Jumping through hoops.
With the current situation of who does and who doesn’t have defibrillators, it’s truly a stroke of luck being in the right place at the right time. Or, it could just be a matter of living in the right state.

Only half of the United States have laws that allow nonmedical people to use a portable defibrillator. Many older laws refer to the era when earlier versions of the machines required the person operating it to make a medical judgment. There are also legal concerns about liability. There is a push to include defibrillators in states’ versions of the Good Samaritan law. This would ensure that the responder could not be sued if he or she tried in good faith to save the victim’s life and something went wrong.

The fears are unfounded, says Pat Stieg, Minnesota director of public advocacy for the AHA. "These machines are virtually foolproof, but there is always someone who says ‘what if and won’t use them until they’re covered by law out of fear of being sued,’" he says.

The AHA and community activists are working to ensure that all state laws are friendly toward the use of defibrillators. These groups expect that all states will update their laws concerning defibrillator use within the next year.
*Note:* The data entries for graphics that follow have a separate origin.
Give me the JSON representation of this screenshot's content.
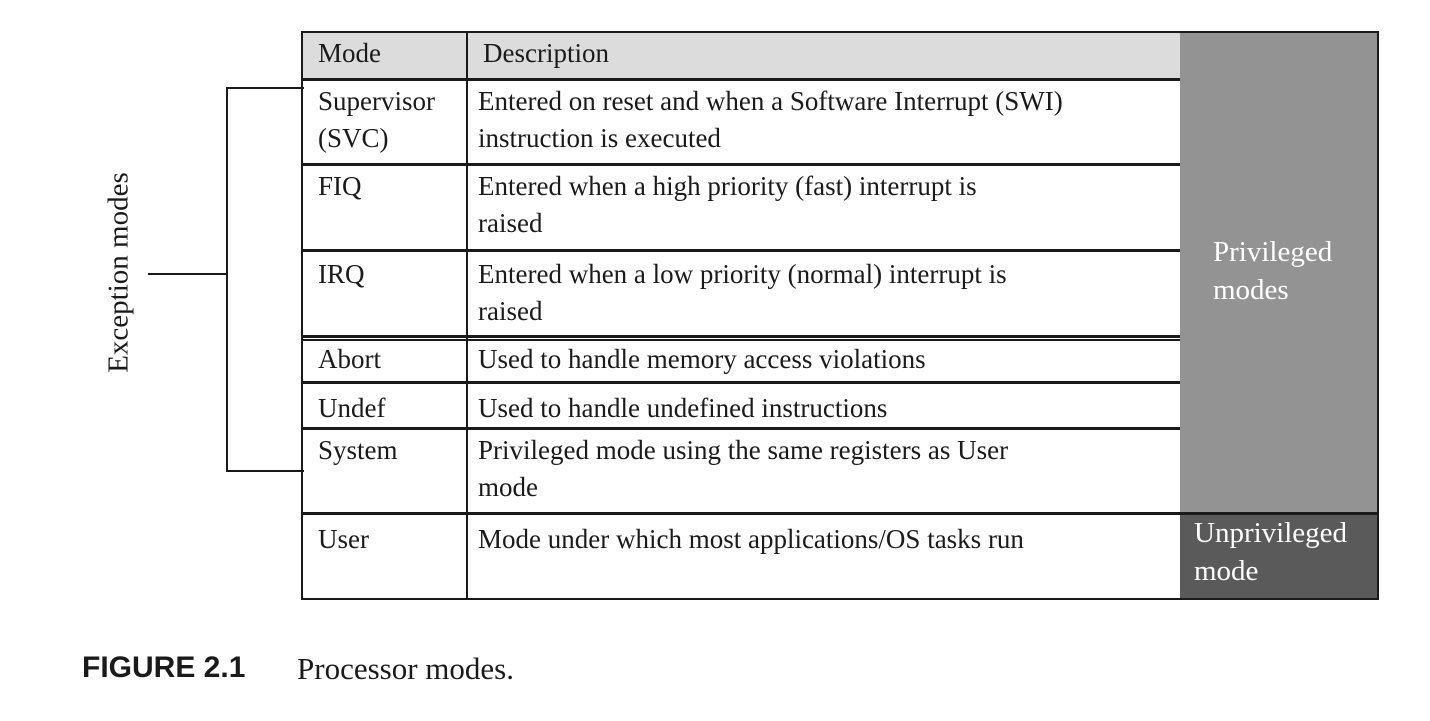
{
  "table": {
    "headers": {
      "mode": "Mode",
      "description": "Description"
    },
    "rows": [
      {
        "mode": [
          "Supervisor",
          "(SVC)"
        ],
        "description": [
          "Entered on reset and when a Software Interrupt (SWI)",
          "instruction is executed"
        ]
      },
      {
        "mode": [
          "FIQ"
        ],
        "description": [
          "Entered when a high priority (fast) interrupt is",
          "raised"
        ]
      },
      {
        "mode": [
          "IRQ"
        ],
        "description": [
          "Entered when a low priority (normal) interrupt is",
          "raised"
        ]
      },
      {
        "mode": [
          "Abort"
        ],
        "description": [
          "Used to handle memory access violations"
        ]
      },
      {
        "mode": [
          "Undef"
        ],
        "description": [
          "Used to handle undefined instructions"
        ]
      },
      {
        "mode": [
          "System"
        ],
        "description": [
          "Privileged mode using the same registers as User",
          "mode"
        ]
      },
      {
        "mode": [
          "User"
        ],
        "description": [
          "Mode under which most applications/OS tasks run"
        ]
      }
    ]
  },
  "groups": {
    "privileged": {
      "lines": [
        "Privileged",
        "modes"
      ],
      "color": "#939393"
    },
    "unprivileged": {
      "lines": [
        "Unprivileged",
        "mode"
      ],
      "color": "#5a5a5a"
    }
  },
  "bracket": {
    "label": "Exception modes"
  },
  "caption": {
    "number": "FIGURE 2.1",
    "text": "Processor modes."
  }
}
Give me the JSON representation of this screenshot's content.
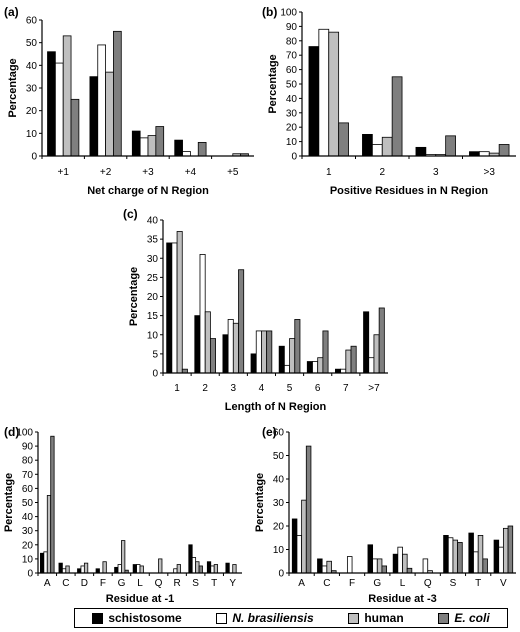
{
  "chart_data": [
    {
      "id": "a",
      "type": "bar",
      "panel_label": "(a)",
      "xlabel": "Net charge of N Region",
      "ylabel": "Percentage",
      "categories": [
        "+1",
        "+2",
        "+3",
        "+4",
        "+5"
      ],
      "ylim": [
        0,
        60
      ],
      "yticks": [
        0,
        10,
        20,
        30,
        40,
        50,
        60
      ],
      "series": [
        {
          "name": "schistosome",
          "values": [
            46,
            35,
            11,
            7,
            0
          ]
        },
        {
          "name": "N. brasiliensis",
          "values": [
            41,
            49,
            8,
            2,
            0
          ]
        },
        {
          "name": "human",
          "values": [
            53,
            37,
            9,
            0,
            1
          ]
        },
        {
          "name": "E. coli",
          "values": [
            25,
            55,
            13,
            6,
            1
          ]
        }
      ]
    },
    {
      "id": "b",
      "type": "bar",
      "panel_label": "(b)",
      "xlabel": "Positive Residues in N Region",
      "ylabel": "Percentage",
      "categories": [
        "1",
        "2",
        "3",
        ">3"
      ],
      "ylim": [
        0,
        100
      ],
      "yticks": [
        0,
        10,
        20,
        30,
        40,
        50,
        60,
        70,
        80,
        90,
        100
      ],
      "series": [
        {
          "name": "schistosome",
          "values": [
            76,
            15,
            6,
            3
          ]
        },
        {
          "name": "N. brasiliensis",
          "values": [
            88,
            8,
            1,
            3
          ]
        },
        {
          "name": "human",
          "values": [
            86,
            13,
            1,
            2
          ]
        },
        {
          "name": "E. coli",
          "values": [
            23,
            55,
            14,
            8
          ]
        }
      ]
    },
    {
      "id": "c",
      "type": "bar",
      "panel_label": "(c)",
      "xlabel": "Length of N Region",
      "ylabel": "Percentage",
      "categories": [
        "1",
        "2",
        "3",
        "4",
        "5",
        "6",
        "7",
        ">7"
      ],
      "ylim": [
        0,
        40
      ],
      "yticks": [
        0,
        5,
        10,
        15,
        20,
        25,
        30,
        35,
        40
      ],
      "series": [
        {
          "name": "schistosome",
          "values": [
            34,
            15,
            10,
            5,
            7,
            3,
            1,
            16
          ]
        },
        {
          "name": "N. brasiliensis",
          "values": [
            34,
            31,
            14,
            11,
            2,
            3,
            1,
            4
          ]
        },
        {
          "name": "human",
          "values": [
            37,
            16,
            13,
            11,
            9,
            4,
            6,
            10
          ]
        },
        {
          "name": "E. coli",
          "values": [
            1,
            9,
            27,
            11,
            14,
            11,
            7,
            17
          ]
        }
      ]
    },
    {
      "id": "d",
      "type": "bar",
      "panel_label": "(d)",
      "xlabel": "Residue at -1",
      "ylabel": "Percentage",
      "categories": [
        "A",
        "C",
        "D",
        "F",
        "G",
        "L",
        "Q",
        "R",
        "S",
        "T",
        "Y"
      ],
      "ylim": [
        0,
        100
      ],
      "yticks": [
        0,
        10,
        20,
        30,
        40,
        50,
        60,
        70,
        80,
        90,
        100
      ],
      "series": [
        {
          "name": "schistosome",
          "values": [
            14,
            7,
            3,
            3,
            4,
            6,
            0,
            0,
            20,
            8,
            7
          ]
        },
        {
          "name": "N. brasiliensis",
          "values": [
            15,
            3,
            5,
            0,
            6,
            6,
            0,
            3,
            11,
            5,
            0
          ]
        },
        {
          "name": "human",
          "values": [
            55,
            5,
            7,
            8,
            23,
            5,
            10,
            6,
            8,
            6,
            6
          ]
        },
        {
          "name": "E. coli",
          "values": [
            97,
            0,
            0,
            0,
            2,
            0,
            0,
            0,
            5,
            0,
            0
          ]
        }
      ]
    },
    {
      "id": "e",
      "type": "bar",
      "panel_label": "(e)",
      "xlabel": "Residue at -3",
      "ylabel": "Percentage",
      "categories": [
        "A",
        "C",
        "F",
        "G",
        "L",
        "Q",
        "S",
        "T",
        "V"
      ],
      "ylim": [
        0,
        60
      ],
      "yticks": [
        0,
        10,
        20,
        30,
        40,
        50,
        60
      ],
      "series": [
        {
          "name": "schistosome",
          "values": [
            23,
            6,
            0,
            12,
            8,
            0,
            16,
            17,
            14
          ]
        },
        {
          "name": "N. brasiliensis",
          "values": [
            16,
            3,
            7,
            6,
            11,
            6,
            15,
            9,
            11
          ]
        },
        {
          "name": "human",
          "values": [
            31,
            5,
            0,
            6,
            8,
            1,
            14,
            16,
            19
          ]
        },
        {
          "name": "E. coli",
          "values": [
            54,
            1,
            0,
            3,
            2,
            0,
            13,
            6,
            20
          ]
        }
      ]
    }
  ],
  "legend": {
    "items": [
      {
        "label": "schistosome",
        "color": "#000000",
        "italic": false
      },
      {
        "label": "N. brasiliensis",
        "color": "#ffffff",
        "italic": true
      },
      {
        "label": "human",
        "color": "#bfbfbf",
        "italic": false
      },
      {
        "label": "E. coli",
        "color": "#7f7f7f",
        "italic": true
      }
    ]
  }
}
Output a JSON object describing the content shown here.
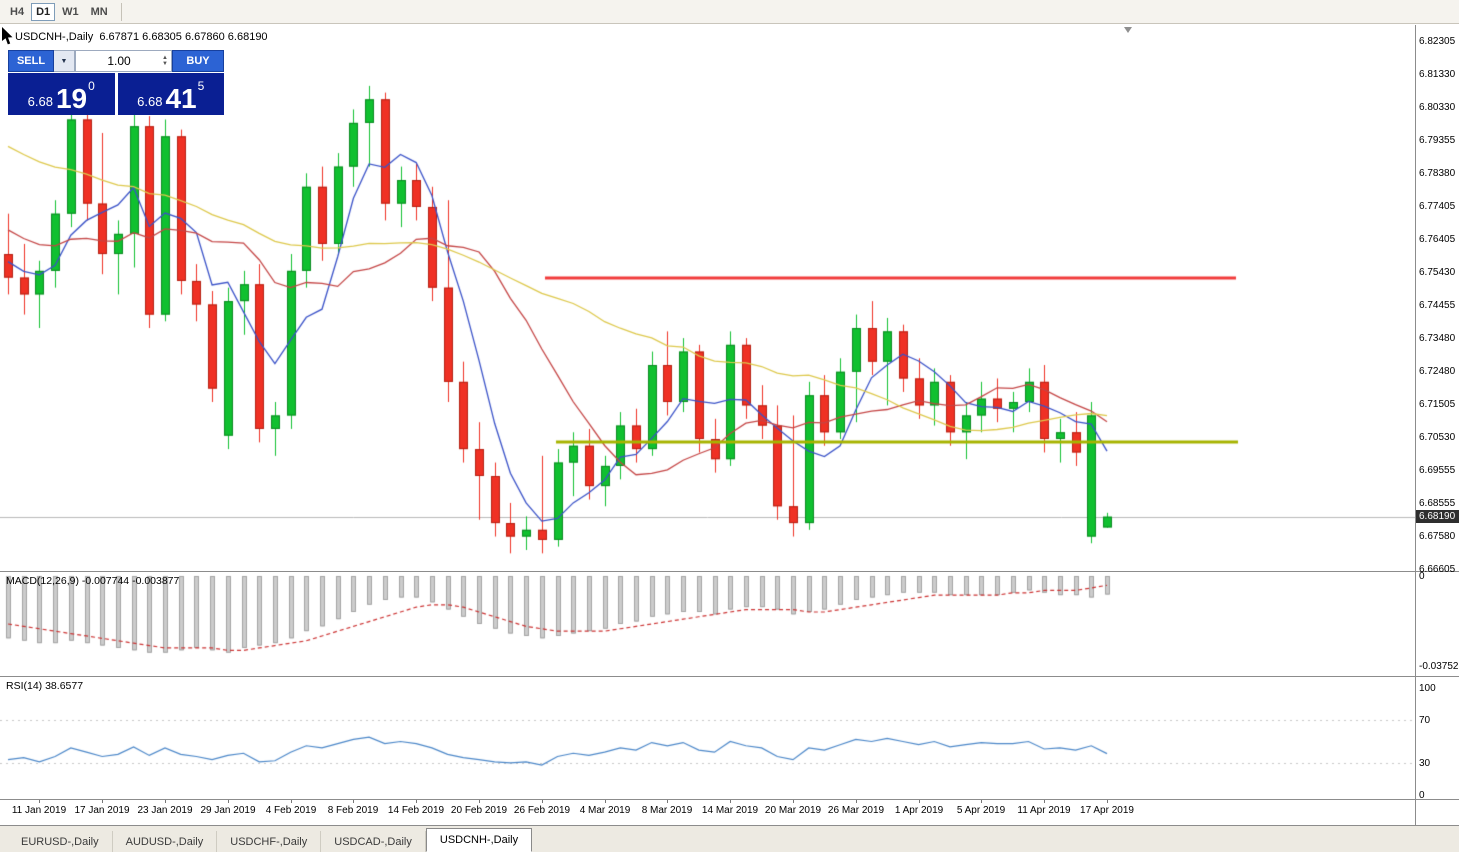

Cost also can be an issue, especially for smaller communities. Although the $3,000 price tag is quite an improvement over the original $10,000 price a few years ago, many communities simply haven’t budgeted for such an investment. However, the value of having defibrillators nearby is becoming well-known, and many communities are taking it into their own hands to raise the needed money.

The biggest advocates for buying defibrillators are cardiac arrest survivors. Julie Lycksell is back working full-time at the hospital and spends much of her spare time spreading the word about the little machine that saved her life.

"They’re worth the money, even if they save just one life," she says. "One of those lives was mine."